Bio

I am a poet, literary translator (Spanish, Russian, and Quechua), folklorist, and essayist.  I am the author of two books of poetry (Razor Wire received the Austin Book Award in 1986) and a book of Quechua Inca translations, Return of the Inca (1986).  My degrees include an M.A. in anthropology with specialization in folklore from the University of Texas. I conducted Quechua folklore research for a year (1989/90) in Peru with a Fulbright Research grant and worked in bi-national centers and universities in Colombia with an Academic Specialist Grant from the US Information Agency (1991).

I have worked extensively as a resident artist, program administrator, and arts consultant for local, state, federal, and foreign agencies in the development of arts programs for community settings.  Over the past three decades, I have worked with hundreds of schools, arts organizations, housing authorities, adult and juvenile justice institutions, faith-based organizations, healthcare venues, and municipal governments in this endeavor.  In the area of arts-in-corrections alone, I have worked directly with programs in England, Ireland, Northern Ireland, Peru, and in more than 25 states in the U.S.

I began my corrections work as writer-in-residence with the Windham School System of the Texas Department of Corrections (TDC) from 1981 to 1984.  In this capacity, I directed literary activities at 18 prisons and provided the inmate population with guest artists in the areas of creative writing, dance, music, and visual arts.  I co-edited an anthology of inmate writing during that time entitled Writer’s Block.  My work at TDC was the subject of the award-winning film, Lions, Parakeets and Other Prisoners (CINE Golden Eagle, Gold at the Houston International Film Festival, 1984).

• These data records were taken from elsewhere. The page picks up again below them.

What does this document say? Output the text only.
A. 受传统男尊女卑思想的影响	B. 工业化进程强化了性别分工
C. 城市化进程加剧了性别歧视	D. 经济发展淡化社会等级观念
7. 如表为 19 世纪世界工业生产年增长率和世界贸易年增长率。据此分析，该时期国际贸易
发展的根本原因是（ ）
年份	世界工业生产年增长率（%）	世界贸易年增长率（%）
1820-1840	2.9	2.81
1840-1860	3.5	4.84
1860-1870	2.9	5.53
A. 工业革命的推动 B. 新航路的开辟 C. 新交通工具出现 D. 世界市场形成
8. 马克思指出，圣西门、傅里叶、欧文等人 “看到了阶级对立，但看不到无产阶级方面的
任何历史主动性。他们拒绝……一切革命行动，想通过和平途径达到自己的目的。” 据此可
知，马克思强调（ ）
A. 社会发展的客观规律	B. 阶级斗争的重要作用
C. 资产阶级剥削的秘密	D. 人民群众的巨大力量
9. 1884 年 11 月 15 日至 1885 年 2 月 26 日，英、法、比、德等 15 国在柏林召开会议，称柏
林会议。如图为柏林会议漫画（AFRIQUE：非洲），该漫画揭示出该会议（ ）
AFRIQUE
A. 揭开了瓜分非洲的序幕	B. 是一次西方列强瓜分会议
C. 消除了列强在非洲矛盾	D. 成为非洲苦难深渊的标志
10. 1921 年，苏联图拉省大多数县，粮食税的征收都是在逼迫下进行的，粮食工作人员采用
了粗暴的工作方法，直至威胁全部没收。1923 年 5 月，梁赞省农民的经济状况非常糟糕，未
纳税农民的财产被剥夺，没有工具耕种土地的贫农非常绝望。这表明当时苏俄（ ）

From 1999 to 2002, I was Technical Assistance Provider to a federal initiative Arts Programs for Young Offenders in Detention and Corrections, a Discretionary Grant program of the National Endowment for the Arts (NEA) and the Office of Juvenile Justice and Delinquency Prevention (OJJDP).  From 2002 to 2004, I served as a consultant to Creative Communities, another federal initiative partnering the National Guild for Community Schools for the Arts, the Arts Endowment, and the Department of Housing and Urban Development.  This program developed community arts centers within public housing developments in 20 U.S. cities.

I have published extensively in the area of community arts and humanities programs including two monographs for Americans for the Arts: Artists in The Community:  Training Artists to Work in Alternative Settings (1996) and The Arts and Humanities as Agents for Social Change:  Summary Report of the 4th International Congress of Educating Cities (1998).  In 2002, I published Arts Programs for Juvenile Offenders in Detention and Corrections: A Guide to Promising Practices for OJJDP and the Arts Endowment.

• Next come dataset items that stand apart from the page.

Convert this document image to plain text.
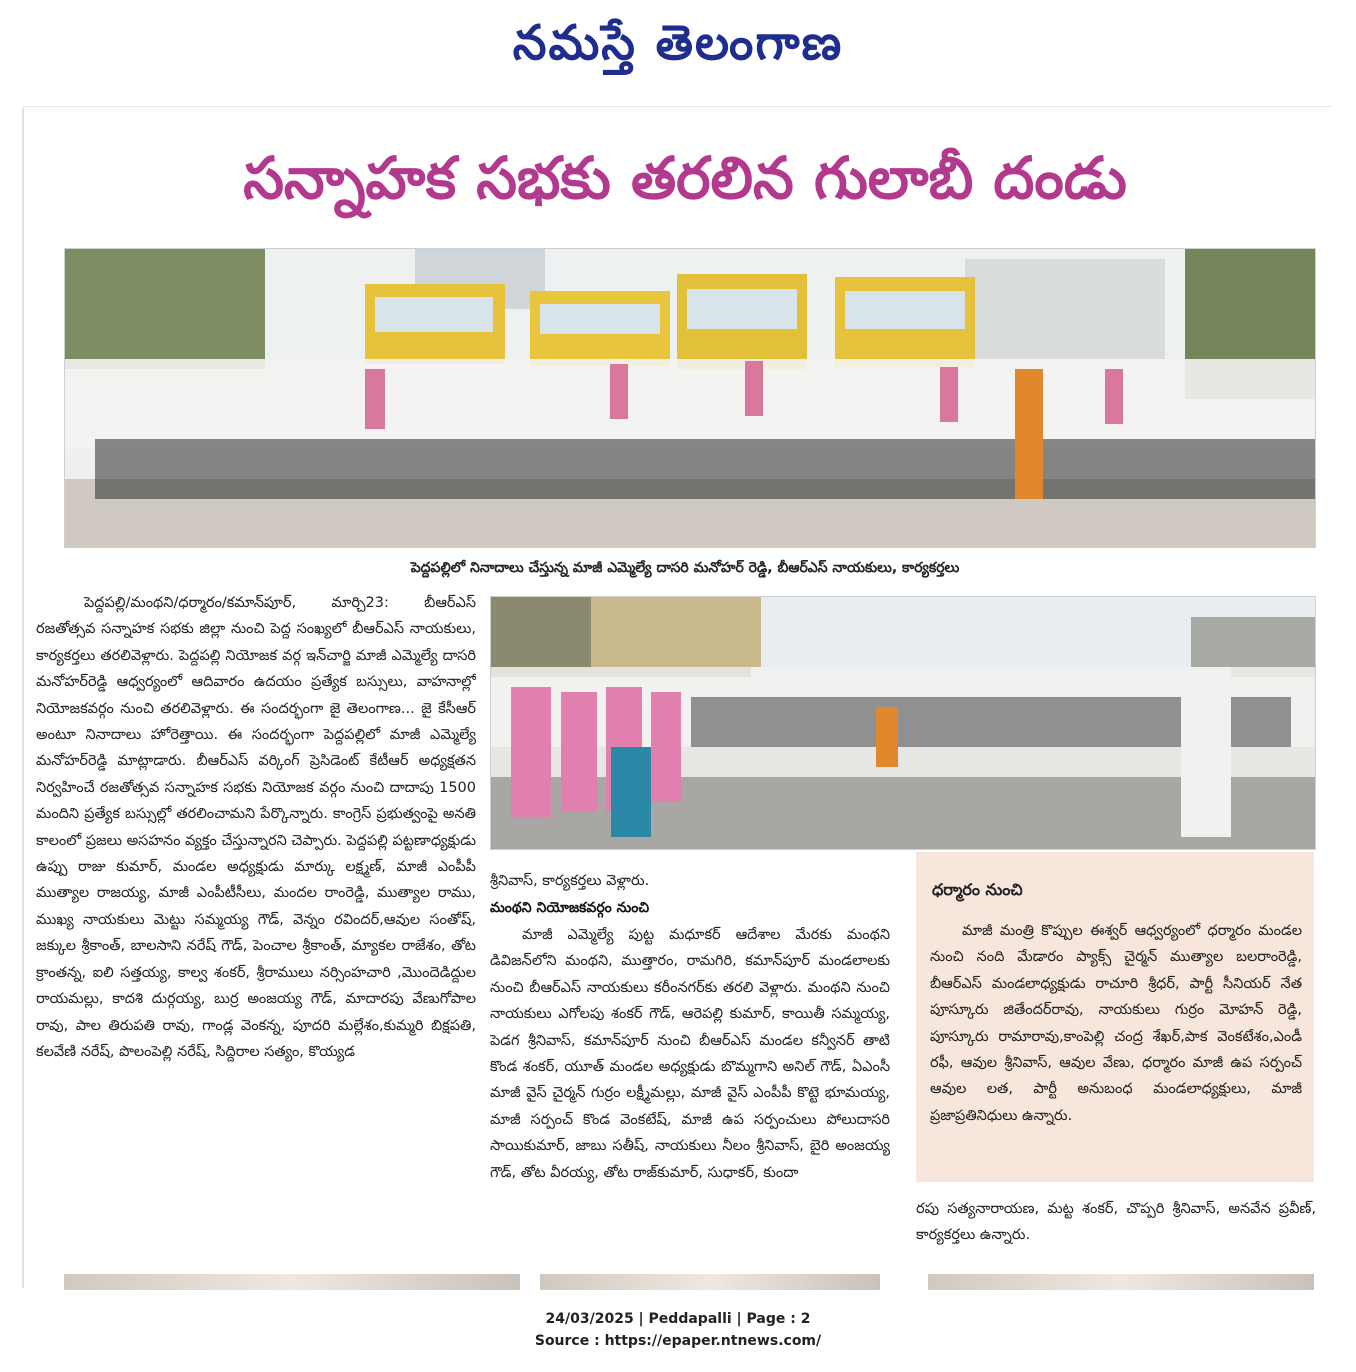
నమస్తే తెలంగాణ
సన్నాహక సభకు తరలిన గులాబీ దండు
పెద్దపల్లిలో నినాదాలు చేస్తున్న మాజీ ఎమ్మెల్యే దాసరి మనోహర్ రెడ్డి, బీఆర్ఎస్ నాయకులు, కార్యకర్తలు
పెద్దపల్లి/మంథని/ధర్మారం/కమాన్‌పూర్, మార్చి23: బీఆర్ఎస్ రజతోత్సవ సన్నాహక సభకు జిల్లా నుంచి పెద్ద సంఖ్యలో బీఆర్ఎస్ నాయకులు, కార్యకర్తలు తరలివెళ్లారు. పెద్దపల్లి నియోజక వర్గ ఇన్‌చార్జి మాజీ ఎమ్మెల్యే దాసరి మనోహర్‌రెడ్డి ఆధ్వర్యంలో ఆదివారం ఉదయం ప్రత్యేక బస్సులు, వాహనాల్లో నియోజకవర్గం నుంచి తరలివెళ్లారు. ఈ సందర్భంగా జై తెలంగాణ... జై కేసీఆర్ అంటూ నినాదాలు హోరెత్తాయి. ఈ సందర్భంగా పెద్దపల్లిలో మాజీ ఎమ్మెల్యే మనోహర్‌రెడ్డి మాట్లాడారు. బీఆర్ఎస్ వర్కింగ్ ప్రెసిడెంట్ కేటీఆర్ అధ్యక్షతన నిర్వహించే రజతోత్సవ సన్నాహక సభకు నియోజక వర్గం నుంచి దాదాపు 1500 మందిని ప్రత్యేక బస్సుల్లో తరలించామని పేర్కొన్నారు. కాంగ్రెస్ ప్రభుత్వంపై అనతి కాలంలో ప్రజలు అసహనం వ్యక్తం చేస్తున్నారని చెప్పారు. పెద్దపల్లి పట్టణాధ్యక్షుడు ఉప్పు రాజు కుమార్, మండల అధ్యక్షుడు మార్కు లక్ష్మణ్, మాజీ ఎంపీపీ ముత్యాల రాజయ్య, మాజీ ఎంపీటీసీలు, మందల రాంరెడ్డి, ముత్యాల రాము, ముఖ్య నాయకులు మెట్టు సమ్మయ్య గౌడ్, వెన్నం రవిందర్,ఆవుల సంతోష్, జక్కుల శ్రీకాంత్, బాలసాని నరేష్ గౌడ్, పెంచాల శ్రీకాంత్, మ్యాకల రాజేశం, తోట క్రాంతన్న, ఐలి సత్తయ్య, కాల్వ శంకర్, శ్రీరాములు నర్సింహచారి ,మొందెడిద్దుల రాయమల్లు, కాదశి దుర్గయ్య, బుర్ర అంజయ్య గౌడ్, మాదారపు వేణుగోపాల రావు, పాల తిరుపతి రావు, గాండ్ల వెంకన్న, పూదరి మల్లేశం,కుమ్మరి బిక్షపతి, కలవేణి నరేష్, పొలంపెల్లి నరేష్, సిద్దిరాల సత్యం, కొయ్యడ
శ్రీనివాస్, కార్యకర్తలు వెళ్లారు.
మంథని నియోజకవర్గం నుంచి
మాజీ ఎమ్మెల్యే పుట్ట మధూకర్ ఆదేశాల మేరకు మంథని డివిజన్‌లోని మంథని, ముత్తారం, రామగిరి, కమాన్‌పూర్ మండలాలకు నుంచి బీఆర్ఎస్ నాయకులు కరీంనగర్‌కు తరలి వెళ్లారు. మంథని నుంచి నాయకులు ఎగోలపు శంకర్ గౌడ్, ఆరెపల్లి కుమార్, కాయితీ సమ్మయ్య, పెడగ శ్రీనివాస్, కమాన్‌పూర్ నుంచి బీఆర్ఎస్ మండల కన్వీనర్ తాటి కొండ శంకర్, యూత్ మండల అధ్యక్షుడు బొమ్మగాని అనిల్ గౌడ్, ఏఎంసీ మాజీ వైస్ చైర్మన్ గుర్రం లక్ష్మీమల్లు, మాజీ వైస్ ఎంపీపీ కొట్టె భూమయ్య, మాజీ సర్పంచ్ కొండ వెంకటేష్, మాజీ ఉప సర్పంచులు పోలుదాసరి సాయికుమార్, జాబు సతీష్, నాయకులు నీలం శ్రీనివాస్, బైరి అంజయ్య గౌడ్, తోట వీరయ్య, తోట రాజ్‌కుమార్, సుధాకర్, కుందా
ధర్మారం నుంచి
మాజీ మంత్రి కొప్పుల ఈశ్వర్ ఆధ్వర్యంలో ధర్మారం మండల నుంచి నంది మేడారం ప్యాక్స్ చైర్మన్ ముత్యాల బలరాంరెడ్డి, బీఆర్ఎస్ మండలాధ్యక్షుడు రాచూరి శ్రీధర్, పార్టీ సీనియర్ నేత పూస్కూరు జితేందర్‌రావు, నాయకులు గుర్రం మోహన్ రెడ్డి, పూస్కూరు రామారావు,కాంపెల్లి చంద్ర శేఖర్,పాక వెంకటేశం,ఎండీ రఫీ, ఆవుల శ్రీనివాస్, ఆవుల వేణు, ధర్మారం మాజీ ఉప సర్పంచ్ ఆవుల లత, పార్టీ అనుబంధ మండలాధ్యక్షులు, మాజీ ప్రజాప్రతినిధులు ఉన్నారు.
రపు సత్యనారాయణ, మట్ట శంకర్, చొప్పరి శ్రీనివాస్, అనవేన ప్రవీణ్, కార్యకర్తలు ఉన్నారు.
24/03/2025 | Peddapalli | Page : 2
Source : https://epaper.ntnews.com/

I have served as a judge for the President’s Committee on the Arts and Humanities in the first annual selection of the Coming Up Taller Awards (1998) honoring the United States’ best community arts programs for youth and as an Arts Endowment panelist for Multidisciplinary and Presenting Arts Grants (2003) and Learning in the Arts Grants (2009).

From 1999 to 2012, I had an ongoing contract with the Mississippi Arts Commission to provide technical assistance for its statewide initiative to provide arts programs to court-involved youth.  I also worked from 2006 to 2011 with Class Acts Arts to develop arts-in-corrections programs for the Baltimore/Washington, DC, corridor.  I cofounded the Southwest Correctional Arts Network (SCAN) in 1992, where I currently serve as vice president.

Recent presentations include Looking Back at America’s Prison Creative Writing Programs: Success and Survival at the “Arts in Prisons: their impact and potential” conference at the University of Edinburgh, February 2010; as a panelist on the Peace across Bars: Folk-Arts Programming in an Oregon Prison panel at the annual meeting of the American Folklore Society, Indiana University, October 2011; and A History of Prison Writing Programs and Their Future at the panel session “Justice, Injustice, Incarceration: Environments of the American Penitentiary” at the annual conference of the Western Literature Association in Lubbock, TX, in November 2012.

My publications on arts and corrections are substantial, spanning three decades. The most notable recent publications are “Arts and Juvenile Justice” in Best Practices in Mental Health (Winter 2009); “Community Arts Behind Walls,” in CultureWork, University of Oregon (April 2011); and “Arts in Corrections” in Animating Democracy (2011).